A day after managers of a troubled internal hedge fund at Bear Stearns Cos. presented lenders with a last-ditch plan to reinvigorate the fund with additional financing, creditor Merrill Lynch & Co. pushed forward with plans to sell hundreds of millions of dollars in collateral assets out of the fund, said traders late Tuesday.
Merrill has indicated plans to sell off at least $850 million worth of collateral assets, mostly mortgage-related securities, Wednesday afternoon, according to documents reviewed by the Wall Street Journal. Those plans come amid efforts by the Bear fund managers to stave off liquidation by lining up $1.5 billion in new credit from parent company Bear Stearns and an additional $500 million in new equity capital. The managers spent Tuesday trying to finalize those financing arrangements.

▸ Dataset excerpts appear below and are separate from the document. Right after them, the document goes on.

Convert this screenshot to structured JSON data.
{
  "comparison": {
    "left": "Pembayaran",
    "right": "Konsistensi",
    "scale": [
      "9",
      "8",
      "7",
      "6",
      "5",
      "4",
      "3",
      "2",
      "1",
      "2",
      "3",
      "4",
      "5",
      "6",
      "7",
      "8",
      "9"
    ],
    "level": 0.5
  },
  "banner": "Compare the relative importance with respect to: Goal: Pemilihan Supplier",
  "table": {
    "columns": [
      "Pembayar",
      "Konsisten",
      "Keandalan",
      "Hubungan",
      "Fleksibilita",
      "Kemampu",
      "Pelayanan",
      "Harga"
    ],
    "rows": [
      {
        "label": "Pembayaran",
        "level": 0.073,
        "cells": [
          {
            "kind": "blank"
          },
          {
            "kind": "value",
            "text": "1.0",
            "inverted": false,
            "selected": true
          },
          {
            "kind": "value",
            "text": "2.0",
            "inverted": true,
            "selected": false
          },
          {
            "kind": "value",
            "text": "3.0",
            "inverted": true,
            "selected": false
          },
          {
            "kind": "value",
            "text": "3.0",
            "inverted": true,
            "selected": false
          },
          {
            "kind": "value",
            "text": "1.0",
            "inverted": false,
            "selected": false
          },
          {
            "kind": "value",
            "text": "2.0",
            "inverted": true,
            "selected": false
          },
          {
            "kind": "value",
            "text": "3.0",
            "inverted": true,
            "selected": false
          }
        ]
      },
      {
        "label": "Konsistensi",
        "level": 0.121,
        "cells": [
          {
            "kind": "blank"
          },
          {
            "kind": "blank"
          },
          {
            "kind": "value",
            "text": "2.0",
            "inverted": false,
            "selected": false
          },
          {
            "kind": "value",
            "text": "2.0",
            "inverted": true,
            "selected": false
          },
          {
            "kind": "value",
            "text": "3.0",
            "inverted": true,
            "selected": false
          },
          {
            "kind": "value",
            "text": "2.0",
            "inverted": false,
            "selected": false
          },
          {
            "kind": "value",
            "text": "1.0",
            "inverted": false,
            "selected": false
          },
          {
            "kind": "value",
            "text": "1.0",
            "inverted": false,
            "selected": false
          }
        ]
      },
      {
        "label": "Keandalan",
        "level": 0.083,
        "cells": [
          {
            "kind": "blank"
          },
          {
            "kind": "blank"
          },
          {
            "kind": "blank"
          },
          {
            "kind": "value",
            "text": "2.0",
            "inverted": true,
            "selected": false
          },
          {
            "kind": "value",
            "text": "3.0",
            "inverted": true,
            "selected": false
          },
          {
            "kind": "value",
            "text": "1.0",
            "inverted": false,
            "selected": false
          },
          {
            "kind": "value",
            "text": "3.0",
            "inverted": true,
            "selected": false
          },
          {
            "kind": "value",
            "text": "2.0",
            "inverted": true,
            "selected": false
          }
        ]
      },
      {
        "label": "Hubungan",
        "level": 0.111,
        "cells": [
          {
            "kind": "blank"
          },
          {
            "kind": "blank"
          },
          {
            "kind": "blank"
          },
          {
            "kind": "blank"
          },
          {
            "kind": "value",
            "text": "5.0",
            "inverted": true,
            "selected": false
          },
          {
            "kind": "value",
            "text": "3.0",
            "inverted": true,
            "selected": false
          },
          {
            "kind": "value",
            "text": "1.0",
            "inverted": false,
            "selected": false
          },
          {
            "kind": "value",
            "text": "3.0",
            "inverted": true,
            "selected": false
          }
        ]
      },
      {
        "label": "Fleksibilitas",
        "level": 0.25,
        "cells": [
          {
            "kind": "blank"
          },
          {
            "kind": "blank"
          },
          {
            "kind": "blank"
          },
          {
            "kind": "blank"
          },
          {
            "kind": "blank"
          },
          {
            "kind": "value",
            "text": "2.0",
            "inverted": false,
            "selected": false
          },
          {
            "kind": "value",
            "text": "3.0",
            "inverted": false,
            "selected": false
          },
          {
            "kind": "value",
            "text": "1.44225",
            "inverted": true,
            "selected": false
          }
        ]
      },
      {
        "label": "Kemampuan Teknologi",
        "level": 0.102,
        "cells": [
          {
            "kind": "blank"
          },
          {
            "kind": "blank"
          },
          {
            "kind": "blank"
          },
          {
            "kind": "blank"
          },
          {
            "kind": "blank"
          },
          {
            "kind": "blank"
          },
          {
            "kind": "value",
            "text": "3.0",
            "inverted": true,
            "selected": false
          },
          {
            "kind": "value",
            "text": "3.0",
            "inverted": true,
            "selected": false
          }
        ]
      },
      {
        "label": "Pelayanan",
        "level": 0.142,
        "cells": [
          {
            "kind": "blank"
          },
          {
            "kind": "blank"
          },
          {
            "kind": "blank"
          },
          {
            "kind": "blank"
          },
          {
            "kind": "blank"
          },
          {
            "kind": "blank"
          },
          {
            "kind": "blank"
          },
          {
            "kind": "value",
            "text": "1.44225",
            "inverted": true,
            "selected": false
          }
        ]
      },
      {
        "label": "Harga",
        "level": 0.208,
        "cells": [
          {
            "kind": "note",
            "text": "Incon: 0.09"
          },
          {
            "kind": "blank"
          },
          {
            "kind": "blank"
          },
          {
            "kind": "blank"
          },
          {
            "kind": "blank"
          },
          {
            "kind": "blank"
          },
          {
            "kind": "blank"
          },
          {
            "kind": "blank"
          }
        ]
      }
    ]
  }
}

An auction Wednesday could come as a blow to the fund, known as the High-Grade Structured Credit Strategies Enhanced Leverage Fund, because it could spur additional sales of collateral assets from other worried dealers. A string of asset seizures would likely force the dissolution of the fund, and could effectively drag down the prices of similar securities in the market, creating losses at other Wall Street firms. On the other hand, a handful of successful trades might still pull the troubled fund out of harm's way, and Merrill could yet change its plans, as it has done once before.
Merrill is one of the primary broker dealers that deal directly with the government. That means their trading desk is large and very connected. Right now there are tons of calls going out to accounts about this sale.
However, it could also backfire on Merrill if they don't get the prices they want. If that happens, expect problems to ripple through the mortgage markets.